Artemis I—the program’s first mission—completed a 25-day uncrewed flight that looped around the Moon, validating the Orion spacecraft and NASA’s Deep Space Exploration Systems.  Artemis II advanced these capabilities with a crewed free-return trajectory reaching up to 230,000 miles beyond Earth.

Designing these trajectories is an extraordinarily computation-intensive endeavor. Workloads spawn tens of thousands of jobs across a set of nominal and off-nominal cases and generate 2-5 terabytes of data per launch period. During Artemis I trajectory development, some calculations were so complex they could consume the entirety of the team’s on-premises HPC environment for months.

To support mission planning timelines, additional scalable compute capacity was required. Achieving this meant extending on-premises capabilities into the cloud—a technically complex effort with no established playbook. This effort required expertise in HPC, cloud engineering, and mission-specific software adaptation.

The Trajectory Team’s on-premises HPC environment—managed through the Johnson Space Center Engineering Directorate—is among the most advanced available.

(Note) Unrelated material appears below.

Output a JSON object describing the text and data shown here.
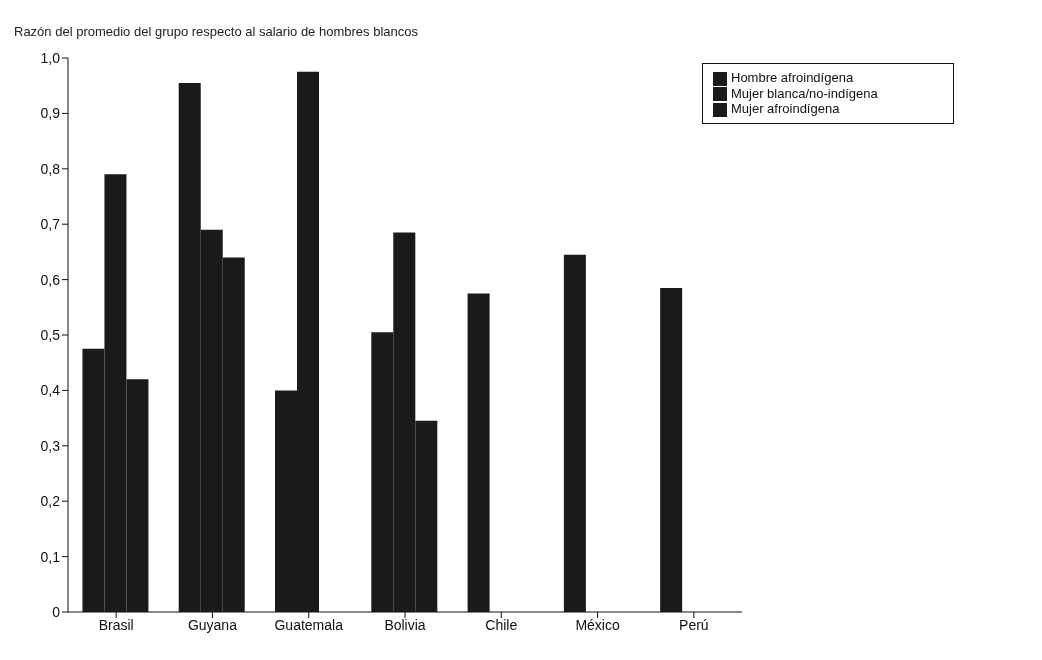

However, the workloads did not always require extremely high-powered machines. Instead, they required more compute nodes operating in parallel. In essence, the team had access to a small fleet of very high-performance nodes when the code could be optimized to run with a larger amount of efficient, lower performance nodes.

Acquiring new on-premises servers was neither practical nor cost-effective. Procurement would be slow, and long-term ownership would introduce significant capital, maintenance, and lifecycle burdens.

Booz Allen implemented a cloud-based HPC expansion using AWS GovCloud (US), deployed within a FedRAMP High / ITAR-compliant environment, to augment existing on-premises resources. This scalable architecture enables the Trajectory Team to elastically add compute nodes as needed—an approach known as cloud bursting.

Through a mirrored environment design, both the cloud and on-premises clusters can operate in concert. With minimal code modifications, the Team can run its orbital design software, Copernicus, seamlessly across both systems—eliminating duplicative codebases and maximizing operational efficiency.

By augmenting existing infrastructure with cloud-based HPC, Booz Allen delivered a powerful, scalable, and cost-efficient environment that supports Artemis trajectory planning. The solution provides the Trajectory Team with:

• Significant increases in available compute capacity
• Faster trajectory analysis and mission planning cycles
• A flexible, cloud-ready architecture aligned to future mission growth
• Increased HPC reliability
• Reduced hardware investment and lifecycle overhead

As NASA prepares to send astronauts deeper into space than ever before, cloud-enabled HPC helps provide the computational strength and agility required to reach—and sustain—a presence on the Moon.